Nessa região, a produção cafeeira beneficiou-se do clima e do solo propícios ao seu desenvolvimento. O fato de ser rota de transporte de mercadorias entre o Rio de Janeiro e as zonas de mineração contribuiu também para a adoção da lavoura cafeeira, já que parte das terras estava desmatada, facilitando inicialmente a introdução das roças de café e beneficiando o escoamento da produção através das estradas existentes.

Os capitais iniciais para a produção vieram dos próprios fazendeiros e comerciantes, principalmente os que conseguiram acumular capital com o impulso econômico verificado após a vinda da Família Real ao Brasil, a partir de 1808.

As técnicas eram simples: inicialmente se desmatavam terras onde era necessário expandir as áreas agricultáveis para a colocação das mudas da planta. Estas demoravam cerca de cinco anos para começar a produzir. Nesse tempo, outras culturas eram plantadas em torno dos cafezais, principalmente gêneros alimentícios. Para a conservação das plantas, eram necessárias apenas enxadas e foices. A colheita era feita manualmente pelos africanos escravizados, que, após essa tarefa, colocavam os grãos do café para secar em terreiros. Uma vez seco, o café era beneficiado, retirando-se os materiais que revestiam o grão através de monjolos — máquinas primitivas de madeira formadas por pilões socadores movidos a força d’água.

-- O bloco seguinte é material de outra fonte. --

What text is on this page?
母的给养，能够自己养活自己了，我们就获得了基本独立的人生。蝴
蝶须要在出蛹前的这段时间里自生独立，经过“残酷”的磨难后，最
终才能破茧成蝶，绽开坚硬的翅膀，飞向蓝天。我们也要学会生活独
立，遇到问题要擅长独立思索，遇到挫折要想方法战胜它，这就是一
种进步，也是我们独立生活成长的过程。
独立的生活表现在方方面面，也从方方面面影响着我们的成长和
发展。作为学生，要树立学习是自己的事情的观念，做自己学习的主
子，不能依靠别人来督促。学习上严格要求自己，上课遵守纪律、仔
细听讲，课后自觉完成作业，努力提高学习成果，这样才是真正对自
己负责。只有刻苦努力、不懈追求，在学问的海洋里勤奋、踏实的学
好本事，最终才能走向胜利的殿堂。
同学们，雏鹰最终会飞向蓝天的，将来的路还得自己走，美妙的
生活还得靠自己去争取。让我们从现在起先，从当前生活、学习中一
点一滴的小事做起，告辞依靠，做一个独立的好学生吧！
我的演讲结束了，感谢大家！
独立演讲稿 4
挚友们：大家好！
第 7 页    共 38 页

Após esse processo, o café era transportado nos lombos das mulas para o porto do Rio de Janeiro, de onde era exportado. Mas o aumento da produção cafeeira e os lucros decorrentes dela levaram ao início do processo de modernização da economia e da sociedade brasileira.

Os “Barões do Café”

Um dos exemplos mais marcantes dessa modernização esteve na construção de ferrovias para o transporte do café, o que aumentou a velocidade do transporte e interligou algumas regiões do Império, principalmente após a expansão das lavouras para as terras roxas localizadas no chamado Oeste paulista, intensificada após a década de 1860. Tal situação levou ainda ao fortalecimento do Porto de Santos como principal local de escoamento da produção.

Em 1836 e 1837, a produção cafeeira superou a produção açucareira, tornando o café o principal produto de exportação do Império. Os grandes latifundiários produtores de café, os chamados “Barões do café”, enriqueceram-se e garantiram o aumento da arrecadação por parte do Estado imperial.

Surgiram ainda os chamados comissários do café, homens que exerciam a função de intermediários entre os latifundiários e os exportadores. Além de controlarem a venda do produto, garantiam aos latifundiários acesso a créditos para a expansão da produção e também viabilizavam a compra de produtos importados.

Dessa forma, o café foi um dos principais esteios da sociedade brasileira do século 19 e início do 20. Garantiu o acúmulo de capitais para a urbanização de algumas localidades do Brasil, como Rio de Janeiro, São Paulo e cidades do interior paulista, além de prover inicialmente os capitais necessários ao processo de industrialização do país e criar as condições para o desenvolvimento do sistema bancário.